Can the Storage Industry Avoid the Same Mistakes as the Solar Industry? RSS Feed

Can the Storage Industry Avoid the Same Mistakes as the Solar Industry?

Battery storage is roughly where the PV industry was in the early 2000s: a tiny but exploding market, rapidly evolving economics, standards changing like quicksand, and investor funds pouring in.

The hockey-stick growth of the energy storage industry is likely to surpass thesolarindustry. All the pieces are in place for battery companies to proliferate.

But as with the solar industry, there will be spectacular train wrecks and quiet failures along the way.

How much have we learned from riding the solar coaster over the last 20 years? Here are eight mistakes from the solar industry that storage companies should avoid.
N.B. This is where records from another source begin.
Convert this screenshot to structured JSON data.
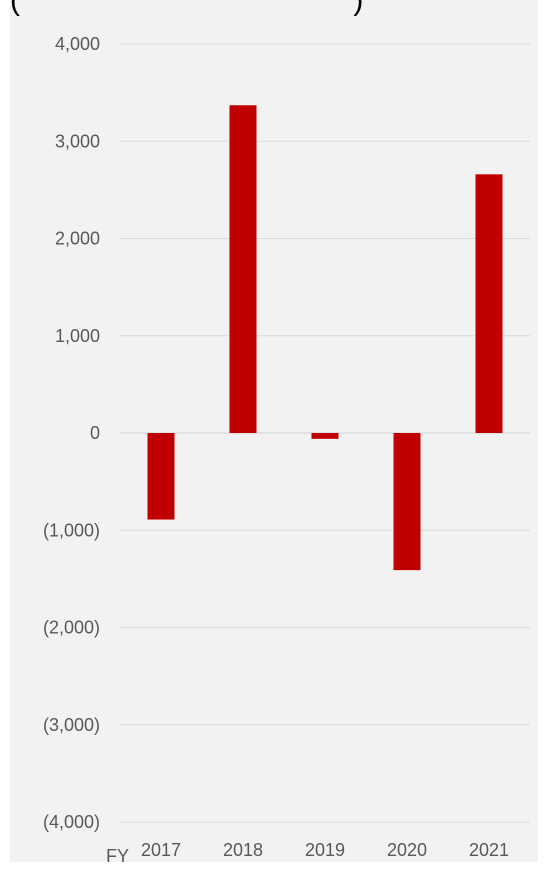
{
  "header_cutoff": "(                                        )",
  "chart_data": {
    "type": "bar",
    "title": "",
    "xlabel": "",
    "ylabel": "",
    "x_prefix": "FY",
    "categories": [
      "2017",
      "2018",
      "2019",
      "2020",
      "2021"
    ],
    "values": [
      -890,
      3370,
      -60,
      -1410,
      2660
    ],
    "ylim": [
      -4000,
      4000
    ],
    "y_ticks": [
      4000,
      3000,
      2000,
      1000,
      0,
      -1000,
      -2000,
      -3000,
      -4000
    ],
    "y_tick_labels": [
      "4,000",
      "3,000",
      "2,000",
      "1,000",
      "0",
      "(1,000)",
      "(2,000)",
      "(3,000)",
      "(4,000)"
    ],
    "grid": true,
    "bar_color": "#c00000",
    "background": "#f2f2f2"
  }
}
Mistake #1: Constraints on critical upstream components (Li or Co = Si?)
There was a worldwide shortage of semiconductor-grade silicon starting in 2004. Silicon manufacturers required take or pay contracts to deliver this critical raw material for solar wafers. Some companies purchased wisely, matching their actual requirements. Other companies over-bought or reneged on contracts. Litigation took years and bankrupted some module manufacturers.

Similar dramatic swings in lithium and cobalt supplies are occurring now. As happened with silicon, will we see panic buying, chaotic supply ramp ups and a pricing crash with lithium and cobalt? The dynamics of commodities markets make this mistake almost impossible to avoid.

Mistake # 2: Live by incentives and die by incentives
Incentives in the solar industry are generally designed as a short-term bridge until customer economics are favorable enough so that businesses are self-sustaining (although there are some permanent incentives for certain energy industries).

When these incentives disappear suddenly (such as limited RPS requirements or sunsetting net metering policies) companies that depend on these incentives experience a sudden drop in sales – sometimes fatally. Will the storage industry manage to reduce costs quickly enough to grow sustainably without incentives?

Mistake # 3: Releasing half-baked products
Some of the early PV inverters experienced very high failure rates, were noisy (audio and EMI), did not function efficiently, or were missing key features that doomed them in the market. Solar installers have a long memory. As a result, these manufacturers were unable to recover from the customer ill will that these problems created.

I’m aware of anecdotal reports of storage system inverters/control systems that have severe reliability problems, lack critical software, or are simply missing the key “reason to buy” that customers demand. Will early entrants in the battery storage/inverter market be able to sell “good enough” products to capture sufficient market share, without burning their customer partners and running out of money?

Mistake #4: Ignoring software
Software is nice to have with solar, but is a critical part of all energy storage systems. Once upon a time there was a company that made a great microinverter, but skimped on the control system and software that was required by customers. Without this software there was no complete customer solution. The company ran out of money before it was able to develop the necessary control system and software that customers demanded.

Similar problems are now being encountered by battery storage system manufacturers. Although it is possible to electrically connect the necessary hardware components and put them in a box, getting the phone app, software and embedded firmware to work properly together is complicated. Will storage companies dedicate enough resources to make sure their software works as well as their hardware?

Mistake #5: Assuming electric rates will always go up
To reduce payback times and improve perceived economics, many solar companies assumed that electric rates would increase steadily into the future. This assumption was based on fairly good historical data (sometimes cherry-picked over favorable time frames), and was projected for the lifetime of the equipment. Unfortunately, some of these escalation rates were optimistic, and did not account for changes in electric rates structures.

For example, changes in time-of-use periods reduced the benefits of daytime solar production (the peak in CA used to be 10 AM to 2 PM; now it is 3 PM to 9 PM). To make matters worse for customers, some financing programs added a payment escalator. As a result of changing electric rates and escalated payments, some customers are discovering they are spending more with solar than without.